You can use the imputed data set and the imputation-adjusted replicate weights to compute any estimators from your imputed data. You can use the REPWEIGHTS statement in any SAS/STAT survey analysis procedures to specify the imputation-adjusted replicate weights. For example, the following statements use PROC SURVEYLOGISTIC to perform logistic regression analysis of the imputed data:

proc surveylogistic data=DrugAbuseFEFI varmethod=Jackknife;
   class Treatment Insurance Sex Race;
   model Drug=Treatment Insurance Age Sex Race;
   weight ImpWt;
   repweights ImpRepWt_: / jkcoefs=DrugAbuseJKCOEFS;
   ods output parameterestimates=FEFILogisticAnalysis;
run;

The WEIGHT statement specifies the imputation-adjusted full-sample weight (ImpWt), and the REPWEIGHTS statement specifies the imputation-adjusted replicate weights (ImpRepWt_1, …, ImpRepWt_35). The JKCOEFS= option in the REPWEIGHTS statement specifies the jackknife coefficients.
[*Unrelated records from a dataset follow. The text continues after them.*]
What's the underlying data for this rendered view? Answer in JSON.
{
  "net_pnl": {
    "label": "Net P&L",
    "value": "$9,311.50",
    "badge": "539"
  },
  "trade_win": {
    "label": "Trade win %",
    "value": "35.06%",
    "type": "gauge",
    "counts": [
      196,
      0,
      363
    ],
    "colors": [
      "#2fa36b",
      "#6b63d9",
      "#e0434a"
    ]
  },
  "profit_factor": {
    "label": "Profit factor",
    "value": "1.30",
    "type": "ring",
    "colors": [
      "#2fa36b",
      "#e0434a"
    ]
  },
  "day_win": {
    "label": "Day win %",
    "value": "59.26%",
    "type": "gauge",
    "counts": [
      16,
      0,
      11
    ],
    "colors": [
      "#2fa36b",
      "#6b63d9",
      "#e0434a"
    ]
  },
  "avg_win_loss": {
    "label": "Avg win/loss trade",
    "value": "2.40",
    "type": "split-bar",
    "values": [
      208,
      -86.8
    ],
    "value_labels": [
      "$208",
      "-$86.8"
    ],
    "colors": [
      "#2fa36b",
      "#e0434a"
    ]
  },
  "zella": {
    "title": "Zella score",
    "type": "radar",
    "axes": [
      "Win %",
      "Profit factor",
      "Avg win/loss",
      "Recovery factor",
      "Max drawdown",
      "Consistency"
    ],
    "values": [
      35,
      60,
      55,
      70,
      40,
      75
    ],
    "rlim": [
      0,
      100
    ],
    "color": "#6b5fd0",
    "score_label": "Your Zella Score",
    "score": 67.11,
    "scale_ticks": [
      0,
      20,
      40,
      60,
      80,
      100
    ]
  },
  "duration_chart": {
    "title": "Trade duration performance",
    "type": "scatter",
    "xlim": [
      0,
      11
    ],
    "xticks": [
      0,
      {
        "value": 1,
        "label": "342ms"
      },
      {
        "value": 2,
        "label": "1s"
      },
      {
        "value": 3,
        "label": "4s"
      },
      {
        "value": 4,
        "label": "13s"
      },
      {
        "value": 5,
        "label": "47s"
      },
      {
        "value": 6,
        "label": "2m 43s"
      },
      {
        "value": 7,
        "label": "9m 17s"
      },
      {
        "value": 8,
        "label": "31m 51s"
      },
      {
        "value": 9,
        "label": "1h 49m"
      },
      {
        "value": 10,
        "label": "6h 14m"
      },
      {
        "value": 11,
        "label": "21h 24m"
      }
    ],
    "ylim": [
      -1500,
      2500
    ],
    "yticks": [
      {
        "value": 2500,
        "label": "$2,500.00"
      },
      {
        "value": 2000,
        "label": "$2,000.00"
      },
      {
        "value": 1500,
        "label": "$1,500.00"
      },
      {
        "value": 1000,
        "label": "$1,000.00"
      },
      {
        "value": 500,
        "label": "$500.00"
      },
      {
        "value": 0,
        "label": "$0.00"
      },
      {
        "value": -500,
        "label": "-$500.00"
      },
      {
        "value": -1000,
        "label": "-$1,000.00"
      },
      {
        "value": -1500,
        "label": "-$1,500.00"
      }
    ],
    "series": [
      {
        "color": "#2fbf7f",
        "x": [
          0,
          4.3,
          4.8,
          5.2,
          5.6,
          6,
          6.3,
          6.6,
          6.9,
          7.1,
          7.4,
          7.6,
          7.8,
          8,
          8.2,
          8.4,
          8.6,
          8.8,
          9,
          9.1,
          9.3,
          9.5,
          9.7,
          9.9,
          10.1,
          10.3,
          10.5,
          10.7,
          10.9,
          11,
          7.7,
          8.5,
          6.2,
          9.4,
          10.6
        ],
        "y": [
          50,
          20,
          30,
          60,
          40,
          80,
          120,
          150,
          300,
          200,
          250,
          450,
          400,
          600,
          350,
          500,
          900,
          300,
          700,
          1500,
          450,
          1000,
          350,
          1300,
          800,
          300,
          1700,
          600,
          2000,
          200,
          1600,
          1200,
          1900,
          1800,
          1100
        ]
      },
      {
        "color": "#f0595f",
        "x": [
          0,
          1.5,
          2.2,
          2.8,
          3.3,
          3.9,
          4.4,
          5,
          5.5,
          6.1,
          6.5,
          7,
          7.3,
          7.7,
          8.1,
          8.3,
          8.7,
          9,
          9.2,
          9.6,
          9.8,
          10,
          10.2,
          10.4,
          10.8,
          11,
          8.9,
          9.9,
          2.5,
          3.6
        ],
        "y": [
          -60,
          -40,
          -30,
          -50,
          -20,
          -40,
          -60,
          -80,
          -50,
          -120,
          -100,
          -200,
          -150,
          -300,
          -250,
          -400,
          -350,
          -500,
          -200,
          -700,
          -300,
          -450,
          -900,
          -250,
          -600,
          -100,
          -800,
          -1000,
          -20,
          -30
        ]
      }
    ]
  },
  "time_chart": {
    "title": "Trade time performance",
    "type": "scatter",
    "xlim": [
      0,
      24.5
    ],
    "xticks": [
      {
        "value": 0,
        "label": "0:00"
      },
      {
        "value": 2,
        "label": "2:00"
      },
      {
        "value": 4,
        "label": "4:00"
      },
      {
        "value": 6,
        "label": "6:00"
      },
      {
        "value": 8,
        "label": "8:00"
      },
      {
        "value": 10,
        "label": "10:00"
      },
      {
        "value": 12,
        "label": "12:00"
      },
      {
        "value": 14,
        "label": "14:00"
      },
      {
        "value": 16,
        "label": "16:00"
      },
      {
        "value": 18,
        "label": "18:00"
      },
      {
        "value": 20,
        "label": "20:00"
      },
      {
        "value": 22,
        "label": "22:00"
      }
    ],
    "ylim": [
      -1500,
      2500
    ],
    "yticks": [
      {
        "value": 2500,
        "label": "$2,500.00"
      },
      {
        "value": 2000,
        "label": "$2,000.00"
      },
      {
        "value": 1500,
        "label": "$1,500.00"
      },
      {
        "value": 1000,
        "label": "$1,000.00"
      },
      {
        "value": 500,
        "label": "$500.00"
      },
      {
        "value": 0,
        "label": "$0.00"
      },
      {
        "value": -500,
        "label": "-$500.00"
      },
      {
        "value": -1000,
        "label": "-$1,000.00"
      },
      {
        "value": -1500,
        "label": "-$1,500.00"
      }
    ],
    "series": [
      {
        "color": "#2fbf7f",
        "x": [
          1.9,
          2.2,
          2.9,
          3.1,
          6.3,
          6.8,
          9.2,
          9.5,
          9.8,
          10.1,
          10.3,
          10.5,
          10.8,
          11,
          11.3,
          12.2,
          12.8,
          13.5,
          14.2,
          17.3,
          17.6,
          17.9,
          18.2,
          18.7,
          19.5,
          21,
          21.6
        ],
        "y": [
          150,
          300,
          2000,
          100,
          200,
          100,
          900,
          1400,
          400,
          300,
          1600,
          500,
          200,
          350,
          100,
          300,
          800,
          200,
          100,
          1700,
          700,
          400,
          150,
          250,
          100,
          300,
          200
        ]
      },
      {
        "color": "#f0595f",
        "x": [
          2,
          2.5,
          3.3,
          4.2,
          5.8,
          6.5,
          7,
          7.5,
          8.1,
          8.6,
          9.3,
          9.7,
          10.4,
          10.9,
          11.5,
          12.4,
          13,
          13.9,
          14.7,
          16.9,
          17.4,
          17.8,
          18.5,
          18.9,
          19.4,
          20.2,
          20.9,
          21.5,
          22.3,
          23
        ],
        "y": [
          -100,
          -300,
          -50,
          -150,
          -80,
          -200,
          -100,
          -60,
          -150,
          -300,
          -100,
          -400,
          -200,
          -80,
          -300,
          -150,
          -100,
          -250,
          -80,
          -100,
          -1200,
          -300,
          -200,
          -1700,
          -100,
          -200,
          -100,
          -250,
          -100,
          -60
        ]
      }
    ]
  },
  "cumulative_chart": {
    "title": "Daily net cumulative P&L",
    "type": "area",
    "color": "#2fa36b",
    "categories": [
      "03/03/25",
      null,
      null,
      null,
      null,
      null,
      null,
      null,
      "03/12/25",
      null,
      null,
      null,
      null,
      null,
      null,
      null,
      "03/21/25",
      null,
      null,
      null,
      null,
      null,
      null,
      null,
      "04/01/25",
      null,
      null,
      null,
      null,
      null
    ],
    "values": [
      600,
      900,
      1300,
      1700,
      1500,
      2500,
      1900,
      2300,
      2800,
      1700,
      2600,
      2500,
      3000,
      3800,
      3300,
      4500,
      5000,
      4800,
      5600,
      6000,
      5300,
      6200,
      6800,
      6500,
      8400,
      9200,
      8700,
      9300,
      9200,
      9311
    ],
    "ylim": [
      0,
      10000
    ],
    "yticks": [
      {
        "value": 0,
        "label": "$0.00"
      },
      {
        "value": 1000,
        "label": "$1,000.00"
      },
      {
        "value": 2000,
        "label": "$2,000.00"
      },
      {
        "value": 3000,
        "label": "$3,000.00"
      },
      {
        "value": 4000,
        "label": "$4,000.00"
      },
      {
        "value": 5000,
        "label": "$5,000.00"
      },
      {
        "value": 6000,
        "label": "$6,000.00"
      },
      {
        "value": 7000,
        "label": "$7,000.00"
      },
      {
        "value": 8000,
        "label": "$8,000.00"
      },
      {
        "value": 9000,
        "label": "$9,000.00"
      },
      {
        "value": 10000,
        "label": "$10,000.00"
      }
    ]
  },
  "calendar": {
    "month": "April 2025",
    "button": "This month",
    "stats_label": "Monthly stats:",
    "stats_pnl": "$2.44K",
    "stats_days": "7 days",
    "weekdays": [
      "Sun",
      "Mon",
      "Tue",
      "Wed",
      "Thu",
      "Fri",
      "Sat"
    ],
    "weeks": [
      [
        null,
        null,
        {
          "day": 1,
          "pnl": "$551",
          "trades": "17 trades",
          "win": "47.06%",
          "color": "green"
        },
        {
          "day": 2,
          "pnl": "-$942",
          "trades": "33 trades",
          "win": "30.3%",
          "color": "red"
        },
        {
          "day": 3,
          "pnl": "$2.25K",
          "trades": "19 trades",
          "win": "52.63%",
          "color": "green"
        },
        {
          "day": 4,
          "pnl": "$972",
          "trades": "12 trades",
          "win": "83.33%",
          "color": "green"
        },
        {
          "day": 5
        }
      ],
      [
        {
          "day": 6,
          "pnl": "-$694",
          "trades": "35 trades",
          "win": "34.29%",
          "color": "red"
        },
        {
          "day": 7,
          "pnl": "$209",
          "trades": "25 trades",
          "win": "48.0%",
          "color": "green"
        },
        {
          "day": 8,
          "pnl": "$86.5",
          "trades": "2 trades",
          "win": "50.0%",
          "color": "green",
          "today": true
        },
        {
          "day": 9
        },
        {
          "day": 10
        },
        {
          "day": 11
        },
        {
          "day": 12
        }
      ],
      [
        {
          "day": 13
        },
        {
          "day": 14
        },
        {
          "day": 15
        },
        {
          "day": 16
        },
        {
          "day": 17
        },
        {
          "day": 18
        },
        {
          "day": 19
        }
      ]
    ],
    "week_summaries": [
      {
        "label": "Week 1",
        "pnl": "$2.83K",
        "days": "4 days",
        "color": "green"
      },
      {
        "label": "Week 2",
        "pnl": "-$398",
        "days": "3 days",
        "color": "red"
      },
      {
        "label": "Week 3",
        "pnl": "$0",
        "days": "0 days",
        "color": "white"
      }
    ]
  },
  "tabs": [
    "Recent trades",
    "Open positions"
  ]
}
The parameter estimates and their standard errors are displayed in Output 110.2.3. The variance estimators correctly account for both the design variability and the imputation variability.

Output 110.2.3: Logistic Regression Analysis of the Fractionally Imputed Data Set

The SURVEYLOGISTIC Procedure

Analysis of Maximum Likelihood Estimates
Parameter		Estimate	Standard Error	t Value	Pr > \|t\|
Intercept		0.5105	0.2281	2.24	0.0317
Treatment	1	0.1048	0.1600	0.65	0.5168
Insurance	1	-0.1152	0.1454	-0.79	0.4337
Insurance	2	-0.0461	0.1183	-0.39	0.6988
Age		0.00195	0.00459	0.42	0.6736
Sex	0	-0.0719	0.0931	-0.77	0.4452
Race	1	0.4463	0.1574	2.84	0.0075
Race	2	-0.1212	0.2110	-0.57	0.5695
NOTE: The degrees of freedom for the t tests is 35.